Il essaya de parler d’une voix plus basse :
— T’es pas un garçon, toi. Les garçons vont jouer au base-ball avec d’autres garçons, ils traînent pas à la maison à embêter leurs parents.
Dill reprit sa voix normale :
— Oh ! Ils sont pas méchants. Ils vous embrassent et vous serrent dans leurs bras pour vous dire bonne nuit et bonjour et au revoir et qu’ils vous aiment… Scout, si on commandait un bébé ?
— Où ?
Dill avait entendu parler d’un homme qui avait une barque, il ramait vers une île brumeuse où se trouvaient tous les bébés ; il suffisait d’en commander un…
— C’est un mensonge ! Tatie dit que Dieu les envoie par la cheminée. Enfin, je crois que c’est ce qu’elle a dit…
Pour une fois, tante Alexandra ne s’était pas exprimée très clairement.
— Alors là, c’est pas vrai ! On se donne des bébés l’un à l’autre. Mais il y a cet homme aussi… il a tous ces bébés qui attendent qu’on les réveille, il leur insuffle la vie…

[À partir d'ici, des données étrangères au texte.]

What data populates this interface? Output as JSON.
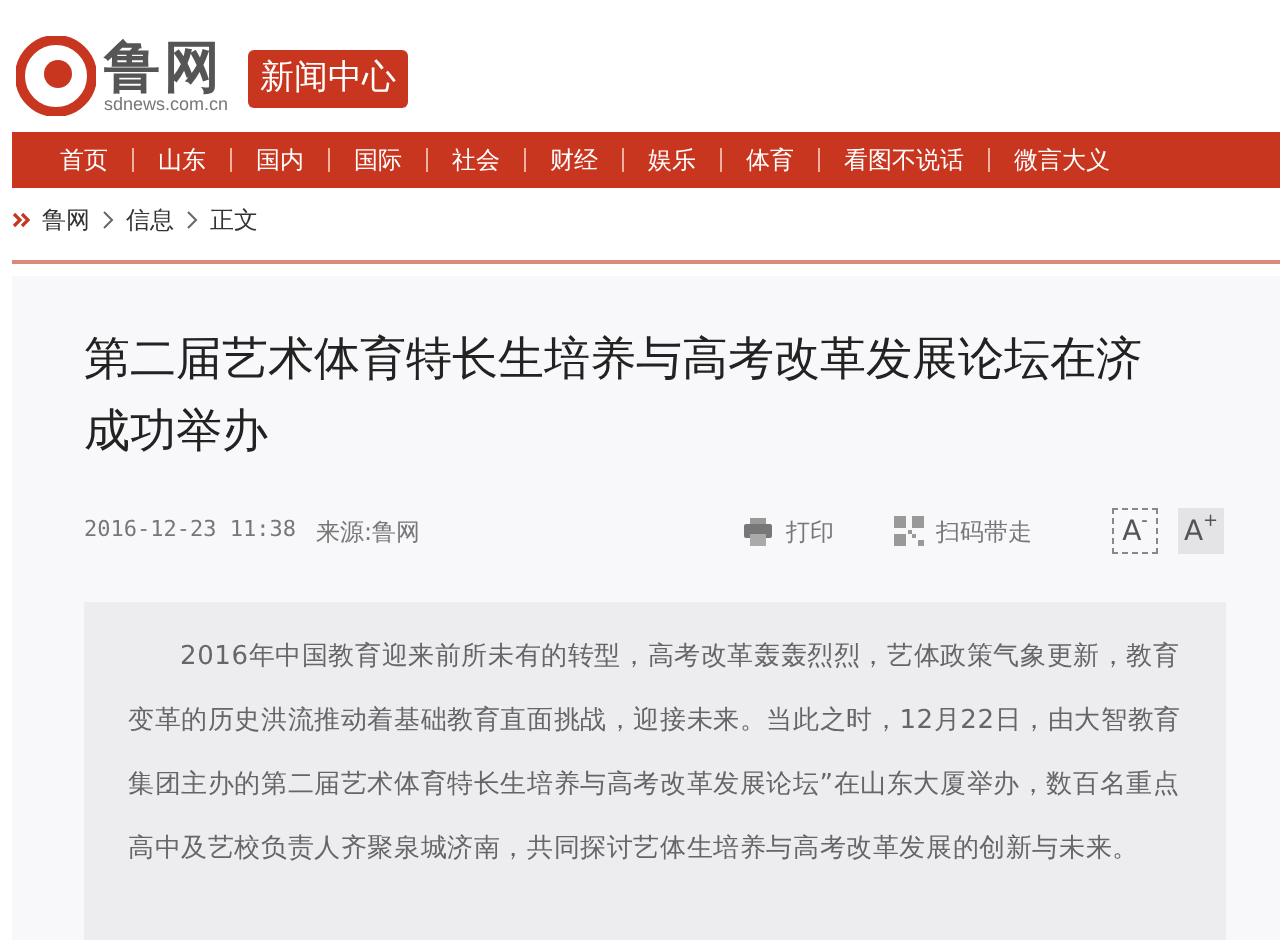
{
  "header": {
    "logo_text": "鲁网",
    "logo_domain": "sdnews.com.cn",
    "section_badge": "新闻中心"
  },
  "nav": [
    {
      "label": "首页"
    },
    {
      "label": "山东"
    },
    {
      "label": "国内"
    },
    {
      "label": "国际"
    },
    {
      "label": "社会"
    },
    {
      "label": "财经"
    },
    {
      "label": "娱乐"
    },
    {
      "label": "体育"
    },
    {
      "label": "看图不说话"
    },
    {
      "label": "微言大义"
    }
  ],
  "breadcrumb": [
    "鲁网",
    "信息",
    "正文"
  ],
  "article": {
    "title": "第二届艺术体育特长生培养与高考改革发展论坛在济成功举办",
    "date": "2016-12-23 11:38",
    "source": "来源:鲁网",
    "actions": [
      {
        "kind": "print",
        "label": "打印"
      },
      {
        "kind": "qr",
        "label": "扫码带走"
      }
    ],
    "font_buttons": [
      {
        "label": "A",
        "sign": "-",
        "selected": false
      },
      {
        "label": "A",
        "sign": "+",
        "selected": true
      }
    ],
    "summary": "2016年中国教育迎来前所未有的转型，高考改革轰轰烈烈，艺体政策气象更新，教育变革的历史洪流推动着基础教育直面挑战，迎接未来。当此之时，12月22日，由大智教育集团主办的第二届艺术体育特长生培养与高考改革发展论坛”在山东大厦举办，数百名重点高中及艺校负责人齐聚泉城济南，共同探讨艺体生培养与高考改革发展的创新与未来。"
  }
}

Dill était reparti. Tant de jolies choses flottaient dans son esprit rêveur. Il était capable de lire deux livres entiers le temps que j’en lise un, mais il préférait la magie de sa propre imagination. Il savait calculer à la vitesse de l’éclair mais il préférait son propre monde crépusculaire, un monde où les bébés dormaient en attendant d’être cueillis comme les lis du matin. Il se parlait lentement pour s’endormir et m’emportait avec lui mais, dans la quiétude de son île de brume s’éleva l’image fanée d’une maison grise aux tristes portes marron.
— Dill ?
— Hein ?
— D’après toi, pourquoi Boo Radley ne s’est jamais enfui ?
Il poussa un long soupir et me tourna le dos.